HIV Threatens Child Survival

By Thato Chwaane, Mmegi/The Reporter
17/09/2007

Gaborone - Paediatric HIV care is still a major challenge in southern Africa and only a small number of affected children have access to treatment, a senior health official says.

Officially closing the first regional training workshop on paediatric HIV care at Baylor's Children's Clinical Centre of Excellence in Gaborone, Barbara Mudanga, chief health officer at the Ministry of Health, department of HIV/AIDS prevention and care, said that child survival in the region has been seriously affected by the HIV/AIDS epidemic.

She noted that in Botswana, 10 percent of the people on treatment are children under the age of 15.
She said paediatric diagnosis is now widely available and mother to child transmission has been reduced to six percent.

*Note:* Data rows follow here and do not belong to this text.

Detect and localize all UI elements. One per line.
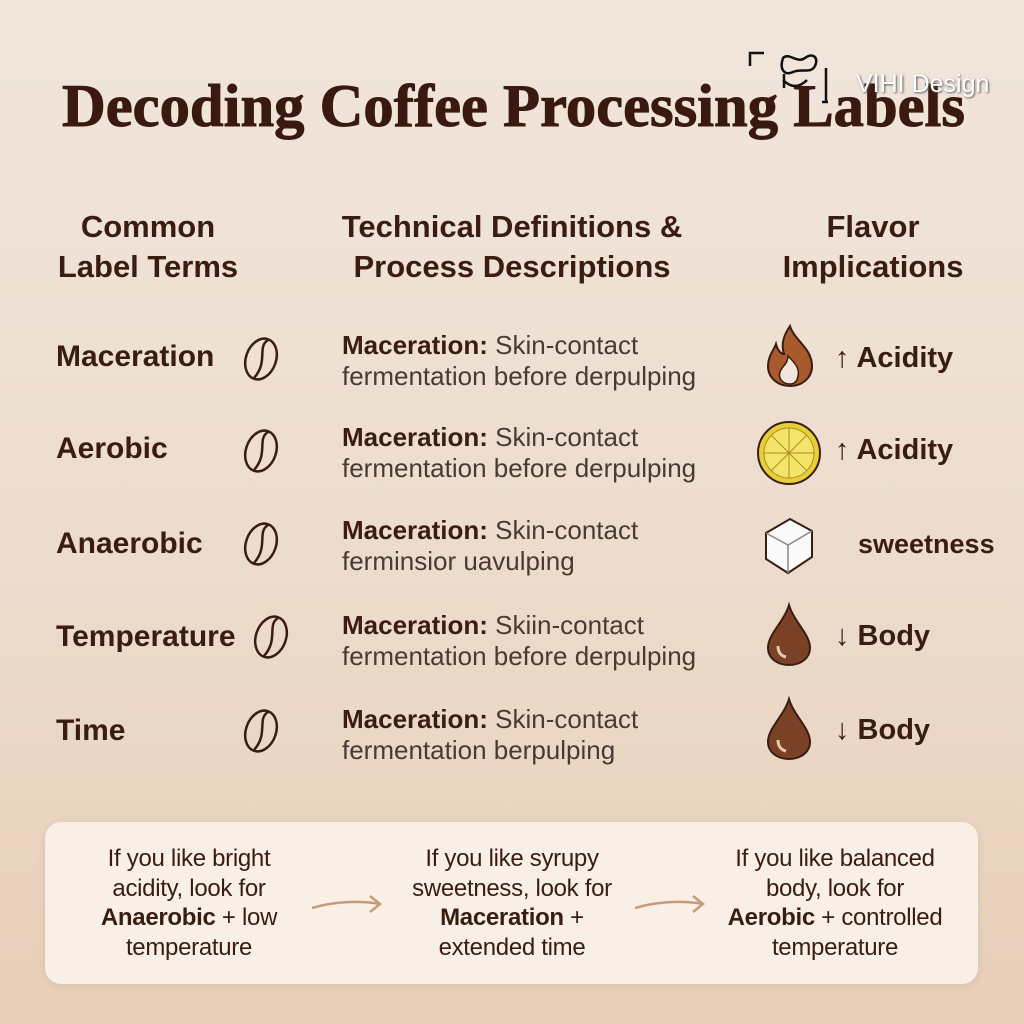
icon: bean — [244, 337, 278, 381]
definition: ferminsior uavulping — [342, 546, 575, 576]
tip: body — [728, 845, 942, 960]
term: Temperature — [56, 620, 236, 653]
icon: drop — [767, 602, 811, 666]
definition — [342, 515, 638, 576]
row: Maceration — [56, 324, 953, 391]
tip: acidity: temperature — [126, 934, 252, 960]
definition: Maceration: Skiin-contact — [342, 610, 644, 640]
logo watermark: VIHI Design — [856, 70, 989, 98]
icon: flame — [767, 324, 813, 387]
tip: body: temperature — [772, 934, 898, 960]
term: Anaerobic — [56, 527, 203, 560]
definition — [342, 704, 638, 765]
definition: Maceration: Skin-contact — [342, 330, 638, 360]
definition — [342, 330, 696, 391]
tip: sweetness: sweetness, look for — [412, 874, 612, 902]
header: definitions — [342, 209, 682, 284]
icon: bean — [244, 709, 278, 753]
tip: body: Aerobic + controlled — [728, 904, 942, 931]
row: Temperature — [56, 602, 930, 671]
tip: body: If you like balanced — [735, 845, 935, 872]
row: Time — [56, 696, 930, 765]
definition: fermentation before derpulping — [342, 641, 696, 671]
definition — [342, 610, 696, 671]
flavor: ↓ Body — [835, 714, 930, 746]
flavor: ↑ Acidity — [835, 342, 953, 374]
flavor: ↓ Body — [835, 620, 930, 652]
term: Time — [56, 714, 125, 747]
tip: acidity: Anaerobic + low — [101, 904, 277, 931]
row: Aerobic — [56, 421, 953, 485]
definition: fermentation berpulping — [342, 735, 615, 765]
flavor: sweetness — [858, 529, 995, 559]
definition — [342, 422, 696, 483]
tip: sweetness — [412, 845, 612, 960]
definition: fermentation before derpulping — [342, 453, 696, 483]
row: Anaerobic — [56, 515, 995, 576]
icon: bean — [254, 615, 288, 659]
term: Aerobic — [56, 432, 168, 465]
definition: Maceration: Skin-contact — [342, 704, 638, 734]
header: definitions: Technical Definitions & — [342, 209, 682, 244]
arrow — [312, 895, 382, 913]
definition: fermentation before derpulping — [342, 361, 696, 391]
header: terms: Common — [81, 209, 215, 244]
header: flavor: Implications — [783, 249, 963, 284]
tip: sweetness: extended time — [439, 934, 585, 960]
tip: sweetness: If you like syrupy — [425, 845, 599, 872]
logo watermark — [748, 52, 990, 104]
tip: acidity — [101, 845, 278, 960]
icon: drop — [767, 696, 811, 760]
header: terms: Label Terms — [58, 249, 238, 284]
definition: Maceration: Skin-contact — [342, 422, 638, 452]
icon: lemon — [757, 421, 821, 485]
title: Decoding Coffee Processing Labels — [62, 73, 965, 139]
arrow — [634, 895, 705, 913]
header: definitions: Process Descriptions — [353, 249, 671, 284]
tip: acidity: If you like bright — [108, 845, 270, 872]
tip: sweetness: Maceration + — [440, 904, 584, 931]
icon: bean — [244, 429, 278, 473]
definition: Maceration: Skin-contact — [342, 515, 638, 545]
tip: body: body, look for — [766, 874, 904, 902]
term: Maceration — [56, 340, 214, 373]
header: terms — [58, 209, 238, 284]
flavor: ↑ Acidity — [835, 434, 953, 466]
icon: bean — [244, 522, 278, 566]
header: flavor: Flavor — [826, 209, 920, 244]
icon: sugar cube — [765, 518, 813, 574]
header: flavor — [783, 209, 963, 284]
panel: recommendations — [45, 822, 978, 984]
tip: acidity: acidity, look for — [112, 874, 266, 902]
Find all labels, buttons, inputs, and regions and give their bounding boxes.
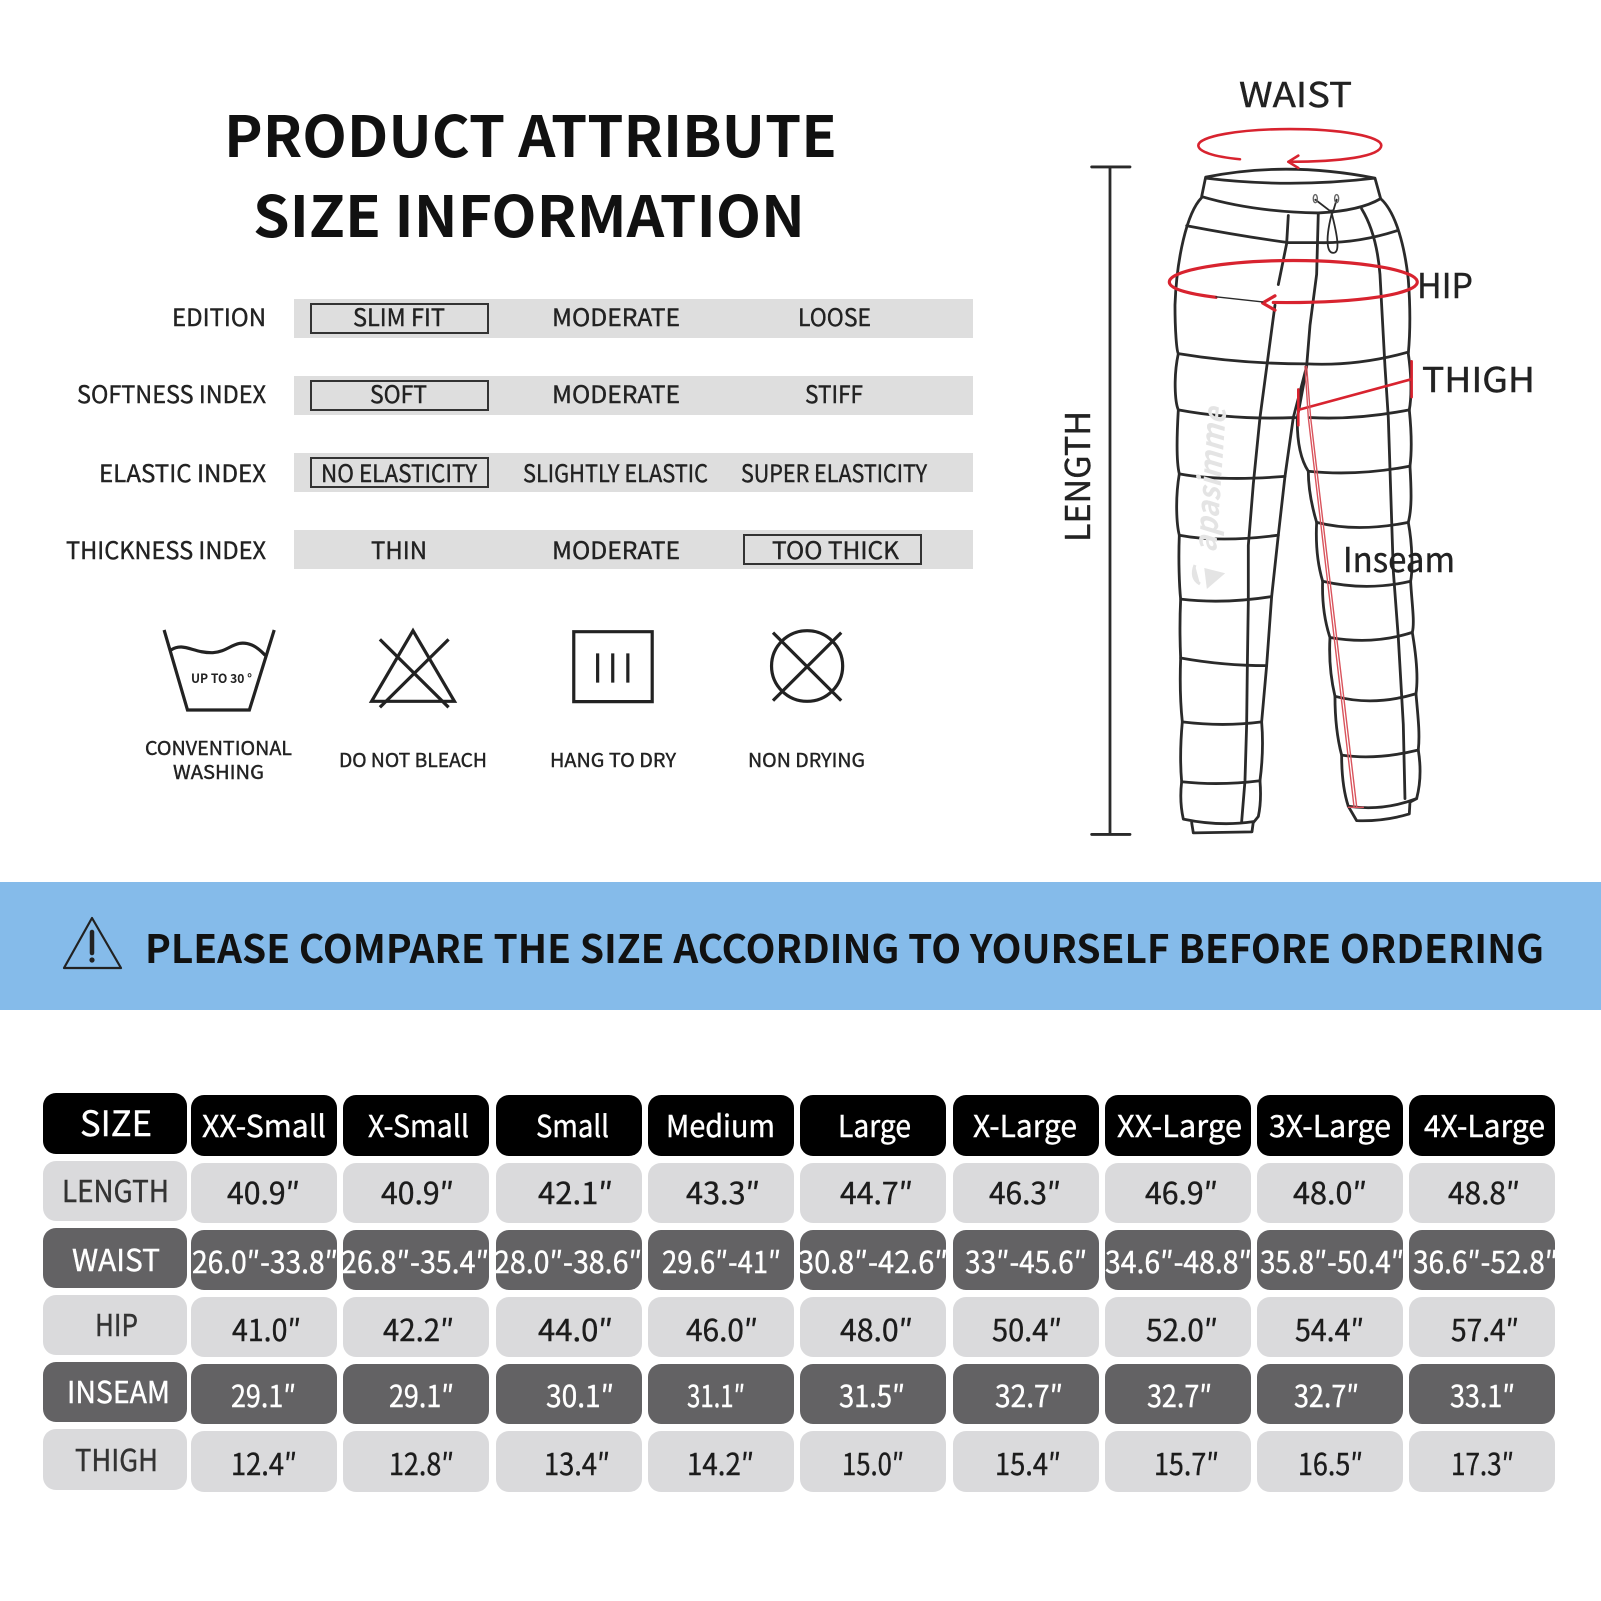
panel: elastic index row: NO ELASTICITY [321,454,477,489]
label: hip: HIP [1417,259,1473,308]
label: thigh: THIGH [1422,353,1535,402]
panel: elastic index row: ELASTIC INDEX [99,454,266,489]
panel: elastic index row [99,453,973,492]
table: row labels: SIZE [80,1096,152,1147]
table: header row: Large [838,1102,911,1146]
panel: edition row: SLIM FIT [353,298,445,333]
table: row labels [43,1093,187,1490]
table: inseam row: 29.1″ [389,1372,454,1416]
table: waist row: 26.0″-33.8″ [192,1238,338,1282]
left seam [1242,216,1288,822]
table: header row [191,1095,1555,1156]
icon: pants outline [1175,169,1420,833]
table: length row: 40.9″ [227,1169,300,1213]
panel: thickness index row: THIN [371,531,427,566]
panel: edition row: MODERATE [552,298,680,333]
waistband [1202,169,1381,213]
icon: hang to dry [574,632,652,702]
table: header row: Medium [666,1102,775,1146]
text: non drying: NON DRYING [748,746,865,773]
table: length row: 46.9″ [1145,1169,1218,1213]
panel: softness index row: MODERATE [552,375,680,410]
right seams [1362,209,1405,799]
fly [1307,213,1318,366]
text: conventional washing [145,734,292,785]
table: thigh row [191,1431,1555,1492]
title: SIZE INFORMATION [253,172,805,254]
panel: edition row [172,298,973,338]
table: waist row: 30.8″-42.6″ [798,1238,948,1282]
banner text: PLEASE COMPARE THE SIZE ACCORDING TO YOURSELF BEFORE ORDERING [145,919,1544,975]
inner left leg [1253,366,1307,823]
table: waist row: 33″-45.6″ [965,1238,1087,1282]
table: waist row: 35.8″-50.4″ [1260,1238,1404,1282]
table: length row: 43.3″ [686,1169,760,1213]
table: thigh row: 15.4″ [995,1440,1061,1484]
table: hip row: 41.0″ [232,1306,301,1350]
table: waist row: 26.8″-35.4″ [341,1238,489,1282]
table: thigh row: 17.3″ [1451,1440,1514,1484]
icon: non drying [772,631,843,701]
table: thigh row: 14.2″ [687,1440,754,1484]
table: hip row: 57.4″ [1451,1306,1519,1350]
icon: conventional washing: UP TO 30 ° [191,668,252,687]
table: thigh row: 12.4″ [231,1440,297,1484]
table: inseam row: 33.1″ [1450,1372,1515,1416]
watermark: apasimme [1180,403,1235,554]
text: conventional washing: CONVENTIONAL [145,734,292,761]
table: waist row: 36.6″-52.8″ [1413,1238,1558,1282]
label: length: LENGTH [1051,411,1100,542]
table: inseam row: 32.7″ [995,1372,1063,1416]
panel: thickness index row: TOO THICK [772,531,900,566]
arrow: length dimension line [1092,167,1130,834]
table: hip row: 52.0″ [1146,1306,1218,1350]
table: hip row: 50.4″ [992,1306,1062,1350]
table: thigh row: 16.5″ [1298,1440,1363,1484]
table: hip row: 46.0″ [686,1306,758,1350]
table: header row: 3X-Large [1269,1102,1391,1146]
table: header row: 4X-Large [1424,1102,1545,1146]
table: waist row: 28.0″-38.6″ [494,1238,642,1282]
table: inseam row: 31.5″ [839,1372,905,1416]
arrow: thigh measure [1298,361,1412,425]
arrow: hip measure [1169,261,1417,310]
table: header row: XX-Large [1117,1102,1242,1146]
panel: elastic index row: SLIGHTLY ELASTIC [523,454,708,489]
title [224,92,837,254]
table: thigh row: 15.7″ [1154,1440,1219,1484]
table: header row: XX-Small [202,1102,326,1146]
table: row labels: INSEAM [67,1368,170,1412]
label: waist: WAIST [1239,68,1352,117]
icon: warning triangle [64,918,121,968]
table: thigh row: 12.8″ [389,1440,454,1484]
table: inseam row [191,1364,1555,1424]
panel: thickness index row: MODERATE [552,531,680,566]
icon: do not bleach [372,631,454,707]
table: waist row: 29.6″-41″ [662,1238,781,1282]
table: thigh row: 15.0″ [842,1440,904,1484]
panel: elastic index row: SUPER ELASTICITY [741,454,927,489]
table: inseam row: 29.1″ [231,1372,296,1416]
table: waist row: 34.6″-48.8″ [1105,1238,1252,1282]
grommets [1313,195,1339,203]
text: conventional washing: WASHING [173,758,264,785]
title: PRODUCT ATTRIBUTE [224,92,837,174]
quilting lines [1178,226,1418,808]
arrow: waist measure [1198,129,1381,168]
table: hip row: 54.4″ [1295,1306,1364,1350]
table: length row: 48.8″ [1448,1169,1520,1213]
table: header row: X-Small [368,1102,469,1146]
panel: softness index row [77,375,973,415]
table: row labels: WAIST [72,1236,160,1280]
table: thigh row: 13.4″ [544,1440,610,1484]
panel: softness index row: SOFT [370,375,427,410]
table: length row: 44.7″ [840,1169,913,1213]
table: inseam row: 32.7″ [1147,1372,1212,1416]
outer left leg [1175,198,1253,833]
table: length row: 48.0″ [1293,1169,1367,1213]
drawstring [1315,200,1337,253]
table: inseam row: 30.1″ [546,1372,614,1416]
right leg outline [1297,199,1420,821]
table: hip row [191,1297,1555,1357]
table: length row: 46.3″ [989,1169,1061,1213]
table: header row: Small [536,1102,609,1146]
text: hang to dry: HANG TO DRY [550,746,677,773]
panel: softness index row: STIFF [805,375,863,410]
table: length row: 40.9″ [381,1169,454,1213]
panel: softness index row: SOFTNESS INDEX [77,375,266,410]
text: do not bleach: DO NOT BLEACH [339,746,487,773]
panel: thickness index row [66,530,973,569]
table: length row [191,1163,1555,1223]
table: hip row: 42.2″ [383,1306,454,1350]
table: row labels: THIGH [75,1436,158,1480]
table: length row: 42.1″ [538,1169,613,1213]
table: waist row [191,1230,1558,1290]
label: inseam: Inseam [1343,533,1455,582]
table: hip row: 44.0″ [538,1306,613,1350]
table: row labels: HIP [95,1301,138,1345]
table: header row: X-Large [973,1102,1077,1146]
banner [0,882,1601,1010]
icon: conventional washing [164,630,274,710]
arrow: inseam measure [1305,366,1363,807]
panel: edition row: LOOSE [798,298,871,333]
panel: thickness index row: THICKNESS INDEX [66,531,266,566]
table: hip row: 48.0″ [840,1306,913,1350]
table: inseam row: 31.1″ [687,1372,745,1416]
table: row labels: LENGTH [62,1167,169,1211]
panel: edition row: EDITION [172,298,266,333]
table: inseam row: 32.7″ [1294,1372,1359,1416]
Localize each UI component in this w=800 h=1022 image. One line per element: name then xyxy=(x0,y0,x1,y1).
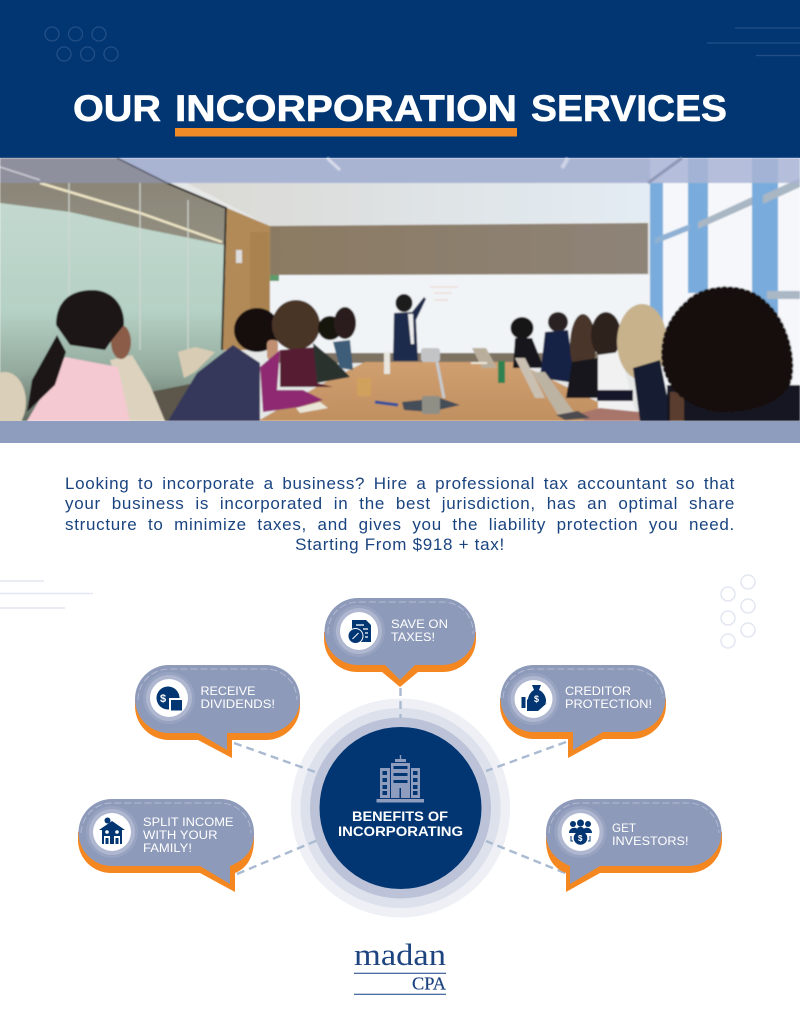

Some of the challenges in paediatric care are lack of special skills and knowledge required to meet the needs of children. Mudanga said the region has a limited number of paediatricians and other personnel skilled in paediatric care.

She added that there is a slow development of paediatric protocols and that the treatment regimen for children is not well developed.

"Children are continuously in transition of development stages, that is transition from childhood to adolescent which makes treatment more complex," she said.

A participant from Zimbabwe, Professor Rose Kambarami said that the regional training programme was extremely comprehensive and useful. Participants were drawn from seven countries: South Africa, Swaziland, Lesotho, Namibia, Mozambique, Zimbabwe and Botswana.

The five day training of trainers for the clinicians and programme managers addressed issues on clinical management and guidance on setting up comprehensive paediatric HIV care and treatment centres.
UNICEF country representative, Barbara Reynolds, said that in the future they will have turned the epidemic around and Africa would be different.